Figure 4: Comparison of block-wise MSE for block sizes 8 vs 16; majority of points above diagonal reflects higher error for smaller blocks.
The identification of non-monotonic scaling error has both theoretical and hardware implications:
Hardware-Friendly Solution: Extended Scale Dynamic Range
Based on the theoretical analysis, the authors propose to repurpose the unused sign bit in FP8 UE4M3 scaling to create an unsigned E5M3 (UE5M3) format—doubling the exponent width and thus drastically increasing the representable dynamic range. This modification allows blocks, including those with very small xmax, to select finer scales, mitigating both the rounding-to-zero and the non-max element error sources.
UE5M3 can be implemented with minimal hardware changes (increased exponent adder width, no added mantissa complexity), as demonstrated through synthesis of a PE array at advanced process nodes. Compared to per-tensor scaling, UE5M3 preserves error monotonicity without the need for global scaling, avoids outlier vulnerability, and yields strong perplexity/accuracy parity with the BF16 baseline across several benchmarks.

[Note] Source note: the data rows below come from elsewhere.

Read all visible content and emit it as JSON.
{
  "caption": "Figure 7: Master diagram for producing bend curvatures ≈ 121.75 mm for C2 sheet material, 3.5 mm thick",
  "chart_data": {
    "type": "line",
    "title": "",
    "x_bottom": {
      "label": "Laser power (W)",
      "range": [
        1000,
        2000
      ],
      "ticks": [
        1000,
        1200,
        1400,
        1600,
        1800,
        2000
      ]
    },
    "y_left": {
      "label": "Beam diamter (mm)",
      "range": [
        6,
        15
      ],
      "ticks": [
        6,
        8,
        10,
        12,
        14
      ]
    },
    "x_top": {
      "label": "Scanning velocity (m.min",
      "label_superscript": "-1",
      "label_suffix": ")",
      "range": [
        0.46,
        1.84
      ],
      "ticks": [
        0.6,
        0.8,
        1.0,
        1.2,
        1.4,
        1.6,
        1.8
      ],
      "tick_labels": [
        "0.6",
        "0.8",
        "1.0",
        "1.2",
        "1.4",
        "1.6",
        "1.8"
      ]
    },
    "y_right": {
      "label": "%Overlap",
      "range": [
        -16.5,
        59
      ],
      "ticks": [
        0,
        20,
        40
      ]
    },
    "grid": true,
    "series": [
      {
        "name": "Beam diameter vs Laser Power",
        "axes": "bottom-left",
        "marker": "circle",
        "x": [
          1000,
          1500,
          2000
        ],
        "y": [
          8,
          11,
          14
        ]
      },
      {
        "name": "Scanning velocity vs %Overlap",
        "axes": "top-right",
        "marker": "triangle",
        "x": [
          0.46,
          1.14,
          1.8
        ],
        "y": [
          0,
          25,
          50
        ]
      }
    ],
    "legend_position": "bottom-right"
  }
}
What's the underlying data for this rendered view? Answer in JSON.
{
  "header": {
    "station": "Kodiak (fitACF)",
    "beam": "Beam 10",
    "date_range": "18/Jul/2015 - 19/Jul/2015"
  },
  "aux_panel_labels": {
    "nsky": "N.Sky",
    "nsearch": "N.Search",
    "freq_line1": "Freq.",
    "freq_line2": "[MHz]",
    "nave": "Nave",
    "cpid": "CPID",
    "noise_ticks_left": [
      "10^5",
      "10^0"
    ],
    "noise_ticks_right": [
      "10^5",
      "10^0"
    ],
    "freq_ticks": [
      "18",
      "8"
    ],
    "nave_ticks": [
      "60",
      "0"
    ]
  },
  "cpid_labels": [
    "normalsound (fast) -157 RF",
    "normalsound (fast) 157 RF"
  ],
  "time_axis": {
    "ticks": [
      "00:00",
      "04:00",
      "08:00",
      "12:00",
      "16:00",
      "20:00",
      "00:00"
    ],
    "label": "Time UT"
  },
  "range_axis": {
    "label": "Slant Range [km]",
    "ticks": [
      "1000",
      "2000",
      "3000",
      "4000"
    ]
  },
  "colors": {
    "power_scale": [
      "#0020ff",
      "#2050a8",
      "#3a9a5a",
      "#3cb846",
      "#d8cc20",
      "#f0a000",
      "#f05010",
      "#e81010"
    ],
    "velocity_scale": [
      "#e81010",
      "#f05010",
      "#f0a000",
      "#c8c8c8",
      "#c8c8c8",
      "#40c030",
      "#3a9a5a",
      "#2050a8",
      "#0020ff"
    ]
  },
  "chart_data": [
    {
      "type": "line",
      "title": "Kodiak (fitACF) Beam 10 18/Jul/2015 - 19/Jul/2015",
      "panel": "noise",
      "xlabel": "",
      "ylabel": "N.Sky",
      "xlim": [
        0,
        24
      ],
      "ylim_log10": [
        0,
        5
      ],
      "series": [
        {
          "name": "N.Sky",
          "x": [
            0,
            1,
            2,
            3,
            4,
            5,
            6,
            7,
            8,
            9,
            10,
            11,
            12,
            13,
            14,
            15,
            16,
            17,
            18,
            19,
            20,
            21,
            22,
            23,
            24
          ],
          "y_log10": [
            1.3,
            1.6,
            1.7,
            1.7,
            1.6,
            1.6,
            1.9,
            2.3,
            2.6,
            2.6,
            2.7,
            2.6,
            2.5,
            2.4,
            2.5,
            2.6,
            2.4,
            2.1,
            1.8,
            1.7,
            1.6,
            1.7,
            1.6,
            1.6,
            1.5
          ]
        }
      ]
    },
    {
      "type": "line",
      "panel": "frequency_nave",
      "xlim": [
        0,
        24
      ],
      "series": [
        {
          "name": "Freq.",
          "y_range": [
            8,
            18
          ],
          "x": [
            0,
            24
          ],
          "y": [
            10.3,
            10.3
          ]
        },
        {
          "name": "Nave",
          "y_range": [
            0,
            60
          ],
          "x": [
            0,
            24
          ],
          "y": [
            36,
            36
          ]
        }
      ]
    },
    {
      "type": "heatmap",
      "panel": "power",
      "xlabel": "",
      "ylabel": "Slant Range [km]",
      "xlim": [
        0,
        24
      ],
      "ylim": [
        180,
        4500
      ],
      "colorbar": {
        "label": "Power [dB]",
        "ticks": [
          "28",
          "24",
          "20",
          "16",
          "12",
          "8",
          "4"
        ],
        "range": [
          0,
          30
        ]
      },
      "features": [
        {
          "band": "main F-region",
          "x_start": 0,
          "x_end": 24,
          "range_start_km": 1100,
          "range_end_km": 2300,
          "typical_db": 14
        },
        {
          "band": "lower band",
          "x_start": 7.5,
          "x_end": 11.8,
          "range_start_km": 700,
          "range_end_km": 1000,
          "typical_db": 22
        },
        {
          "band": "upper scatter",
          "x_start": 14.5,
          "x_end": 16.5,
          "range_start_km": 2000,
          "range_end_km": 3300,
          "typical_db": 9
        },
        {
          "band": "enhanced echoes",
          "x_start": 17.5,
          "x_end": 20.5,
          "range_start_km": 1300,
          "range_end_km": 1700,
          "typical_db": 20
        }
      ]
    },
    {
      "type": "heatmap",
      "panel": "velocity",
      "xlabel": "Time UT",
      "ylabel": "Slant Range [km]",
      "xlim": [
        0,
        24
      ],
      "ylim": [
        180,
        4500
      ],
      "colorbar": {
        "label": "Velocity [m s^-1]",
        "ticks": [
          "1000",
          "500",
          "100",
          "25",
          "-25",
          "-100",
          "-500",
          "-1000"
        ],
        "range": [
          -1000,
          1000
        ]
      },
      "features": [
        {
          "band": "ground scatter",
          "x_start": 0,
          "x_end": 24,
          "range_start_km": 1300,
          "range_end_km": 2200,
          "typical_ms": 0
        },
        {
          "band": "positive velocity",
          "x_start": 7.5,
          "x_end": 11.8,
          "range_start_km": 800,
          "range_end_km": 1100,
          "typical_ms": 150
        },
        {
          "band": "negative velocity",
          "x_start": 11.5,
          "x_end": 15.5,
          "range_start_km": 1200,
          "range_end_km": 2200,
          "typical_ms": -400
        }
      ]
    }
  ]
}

Figure 6: (a) Hardware block diagram for integrating UE5M3 scaling. (b) Perplexity vs block size, showing elimination of inversion with UE5M3.
Future Directions
The results suggest multiple avenues for further research:
- Generalization to other ultra-low precision formats, including INT4, FP6, and dynamic/learned scaling variants.

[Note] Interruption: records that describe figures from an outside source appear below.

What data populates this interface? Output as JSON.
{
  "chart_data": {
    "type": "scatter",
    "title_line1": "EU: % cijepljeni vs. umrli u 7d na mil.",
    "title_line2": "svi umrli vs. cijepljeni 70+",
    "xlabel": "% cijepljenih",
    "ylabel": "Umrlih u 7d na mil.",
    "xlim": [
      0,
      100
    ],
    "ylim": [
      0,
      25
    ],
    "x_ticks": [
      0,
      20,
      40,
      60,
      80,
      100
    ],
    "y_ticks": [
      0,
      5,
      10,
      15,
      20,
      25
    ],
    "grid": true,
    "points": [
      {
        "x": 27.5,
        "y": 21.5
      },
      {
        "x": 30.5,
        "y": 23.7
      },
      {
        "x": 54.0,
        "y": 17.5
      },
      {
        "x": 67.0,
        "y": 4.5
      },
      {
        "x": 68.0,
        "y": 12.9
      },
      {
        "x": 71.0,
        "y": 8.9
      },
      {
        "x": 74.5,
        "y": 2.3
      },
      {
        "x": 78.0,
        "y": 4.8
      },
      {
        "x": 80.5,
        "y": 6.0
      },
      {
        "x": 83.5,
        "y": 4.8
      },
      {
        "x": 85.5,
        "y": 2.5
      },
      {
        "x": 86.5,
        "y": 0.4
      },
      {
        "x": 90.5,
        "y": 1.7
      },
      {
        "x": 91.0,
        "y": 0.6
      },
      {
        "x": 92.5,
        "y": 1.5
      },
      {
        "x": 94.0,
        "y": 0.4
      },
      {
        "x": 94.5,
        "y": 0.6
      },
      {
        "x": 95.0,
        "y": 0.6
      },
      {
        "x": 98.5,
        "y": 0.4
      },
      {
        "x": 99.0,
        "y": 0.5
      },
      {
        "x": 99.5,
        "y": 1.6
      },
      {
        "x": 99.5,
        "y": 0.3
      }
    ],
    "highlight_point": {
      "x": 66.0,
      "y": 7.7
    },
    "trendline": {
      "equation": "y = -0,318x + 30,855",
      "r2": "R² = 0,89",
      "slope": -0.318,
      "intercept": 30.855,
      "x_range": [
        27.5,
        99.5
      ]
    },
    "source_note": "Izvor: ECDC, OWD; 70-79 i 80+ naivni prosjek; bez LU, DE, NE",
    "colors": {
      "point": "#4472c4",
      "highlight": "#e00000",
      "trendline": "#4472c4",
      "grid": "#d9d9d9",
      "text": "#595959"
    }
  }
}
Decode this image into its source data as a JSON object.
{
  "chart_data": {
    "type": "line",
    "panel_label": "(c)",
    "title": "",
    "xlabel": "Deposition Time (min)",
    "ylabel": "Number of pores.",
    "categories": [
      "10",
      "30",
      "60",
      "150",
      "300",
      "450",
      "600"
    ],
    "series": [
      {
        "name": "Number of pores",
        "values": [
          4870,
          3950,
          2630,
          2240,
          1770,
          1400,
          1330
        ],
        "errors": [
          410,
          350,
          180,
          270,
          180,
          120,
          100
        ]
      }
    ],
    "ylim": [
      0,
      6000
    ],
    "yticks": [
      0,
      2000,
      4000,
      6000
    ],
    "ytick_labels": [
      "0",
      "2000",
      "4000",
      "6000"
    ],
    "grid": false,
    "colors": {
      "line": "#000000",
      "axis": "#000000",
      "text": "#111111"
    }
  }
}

- Adaptive block size or block partitioning based on distributional statistics at quantization time.
- Layer- or tensor-type specific quantization strategies, considering their empirical tendency to exhibit narrow or heavy-tailed distributions.

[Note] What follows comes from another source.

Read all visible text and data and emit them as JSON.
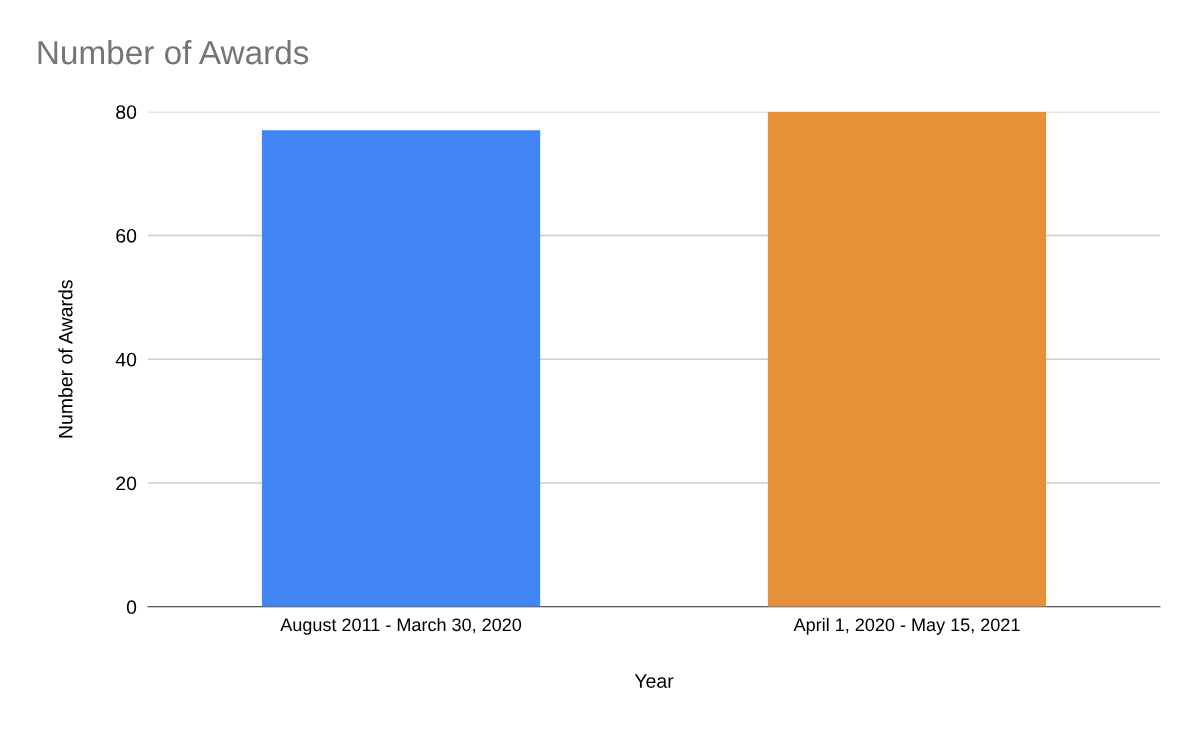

- Exploration of stochastically or deterministically mixed scaling policies, blending UE5M3 with classic per-channel or per-tensor scaling in deployment.
Conclusion
This paper provides a rigorous explanation for the observed quantization anomaly in block-wise microscaling, precisely connecting the phenomenon to scale quantization and tensor distribution width. The theoretical framework presented closely matches empirical model behavior and enables principled decisions about format and block size in next-generation LLM deployment. The introduction and hardware proof-of-concept of UE5M3 scaling offers a practical solution, reconciling both efficiency and accuracy requirements for sub-8-bit quantization in large-scale inference and training accelerators.